Ich erinnere mich, als ALG II noch Hartz IV hieß, und ehrlich, das Bürgergeld fühlt sich menschlicher an. Für Paare bleibt der Regelbedarf ähnlich – 904 Euro statt der alten 902 Euro –, aber der Unterschied liegt in den Details. Früher gab es Sanktionen für Nichtmitarbeiten, jetzt sind sie milder, und die Vertrauenszeit am Anfang hilft. Meiner Meinung nach ist das ein Fortschritt, denn es gibt mehr Spielraum für Weiterbildung. Allerdings, wenn ihr verheiratet seid, müsst ihr euer Vermögen offenlegen, was früher strenger war, aber jetzt entspannter.
Das Gute: Der Betrag ist für Paare stabiler, da keine Kürzungen mehr für "Verstöße" erfolgen, die ich als unfair empfunden habe.
Zukunftsaussichten: Änderungen beim Bürgergeld für Paare?
2024 ist noch frisch, aber ich denke, es könnte Anpassungen geben, je nach Wirtschaftslage. Die nächste Erhöhung ist für 2025 geplant, vielleicht auf 650 Euro für Einzelne, also für Paare entsprechend höher. Aber das hängt von der Inflation ab, und in meiner Sicht ist das unsicher. Wichtig: Paare sollten die News vom Bundesarbeitsministerium verfolgen, denn Reformen kommen oft überraschend. Übrigens, wenn ihr aus dem Ausland kommt, gelten andere Regeln – das habe ich bei einem Freund erlebt, der neu in Deutschland war.

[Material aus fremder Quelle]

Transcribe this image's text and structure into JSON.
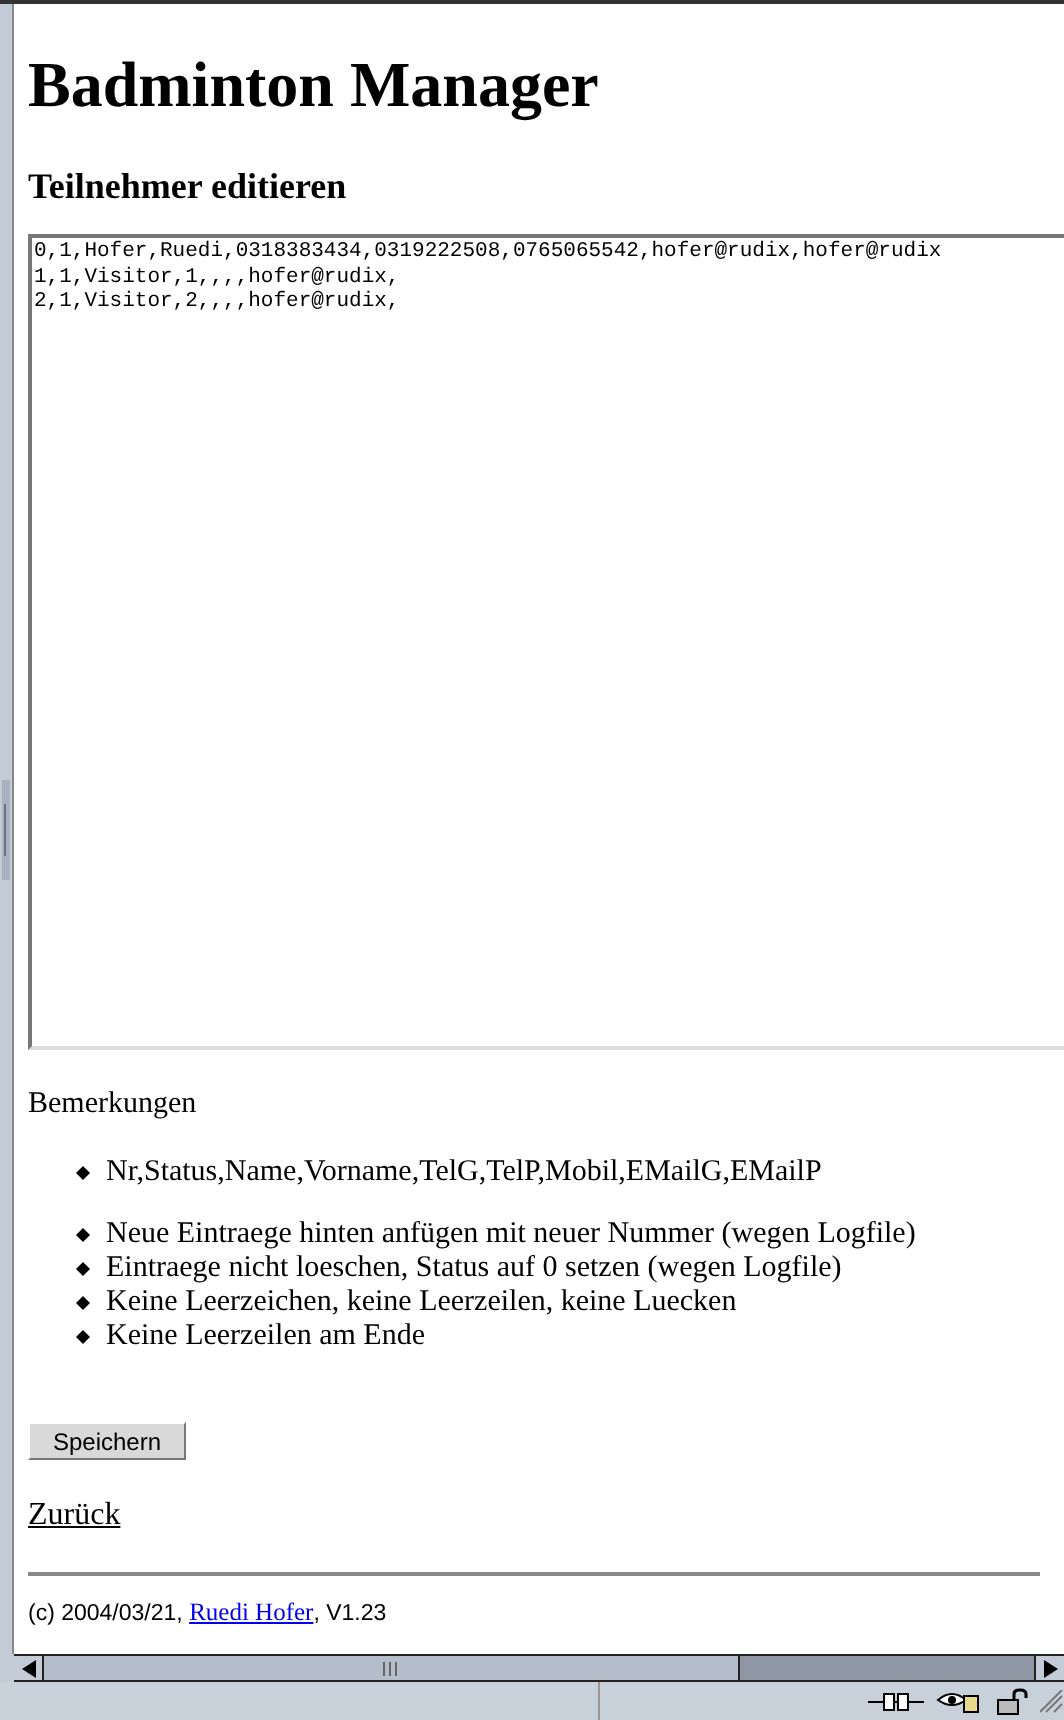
{
  "title": "Badminton Manager",
  "subtitle": "Teilnehmer editieren",
  "editor": {
    "lines": [
      "0,1,Hofer,Ruedi,0318383434,0319222508,0765065542,hofer@rudix,hofer@rudix",
      "1,1,Visitor,1,,,,hofer@rudix,",
      "2,1,Visitor,2,,,,hofer@rudix,"
    ]
  },
  "remarks": {
    "heading": "Bemerkungen",
    "groups": [
      [
        "Nr,Status,Name,Vorname,TelG,TelP,Mobil,EMailG,EMailP"
      ],
      [
        "Neue Eintraege hinten anfügen mit neuer Nummer (wegen Logfile)",
        "Eintraege nicht loeschen, Status auf 0 setzen (wegen Logfile)",
        "Keine Leerzeichen, keine Leerzeilen, keine Luecken",
        "Keine Leerzeilen am Ende"
      ]
    ]
  },
  "save_button": "Speichern",
  "back_link": "Zurück",
  "footer": {
    "before": "(c) 2004/03/21, ",
    "link": "Ruedi Hofer",
    "after": ", V1.23"
  }
}
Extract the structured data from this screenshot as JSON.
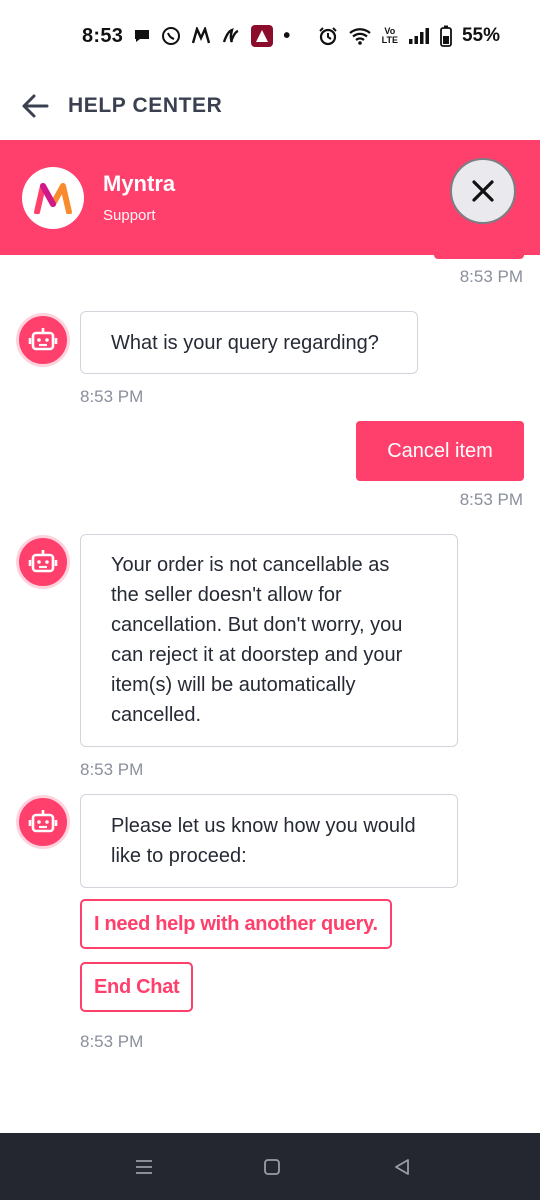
{
  "status_bar": {
    "time": "8:53",
    "icons": [
      "chat-icon",
      "whatsapp-icon",
      "myntra-icon",
      "app-icon",
      "app-box-icon",
      "dot"
    ],
    "lte_label": "Vo\nLTE",
    "battery_pct": "55%"
  },
  "app_bar": {
    "title": "HELP CENTER"
  },
  "header": {
    "brand_name": "Myntra",
    "brand_sub": "Support",
    "bg_color": "#ff3f6c"
  },
  "messages": [
    {
      "from": "user",
      "time": "8:53 PM"
    },
    {
      "from": "bot",
      "text": "What is your query regarding?",
      "time": "8:53 PM"
    },
    {
      "from": "user",
      "text": "Cancel item",
      "time": "8:53 PM"
    },
    {
      "from": "bot",
      "lines": [
        "Your order is not cancellable as",
        "the seller doesn't allow for",
        "cancellation. But don't worry, you",
        "can reject it at doorstep and your",
        "item(s) will be automatically",
        "cancelled."
      ],
      "time": "8:53 PM"
    },
    {
      "from": "bot",
      "lines": [
        "Please let us know how you would",
        "like to proceed:"
      ],
      "time": "8:53 PM"
    }
  ],
  "options": [
    {
      "label": "I need help with another query."
    },
    {
      "label": "End Chat"
    }
  ],
  "accent_color": "#ff3f6c"
}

Praktische Tipps für Paare beim Bürgergeld
Zum Abschluss, hier ein paar Dinge, die ich empfehle: Erstellt einen Haushaltsplan, denn mit 904 Euro müsst ihr sparsam sein. Sprecht mit einem Berater im Jobcenter, bevor ihr den Antrag stellt – das spart Zeit. Und wenn möglich, nutzt die Beratungsstellen, die kostenlos sind. Ich habe gemerkt, dass viele Paare dadurch besser durchkommen. Wenn ihr Fragen habt, schreibt mir, oder besser, recherchiert auf offiziellen Seiten wie der der Bundesagentur für Arbeit. Es lohnt sich, informiert zu sein, damit ihr das Beste rausholt. Was meint ihr, habt ihr schon Erfahrungen damit gemacht?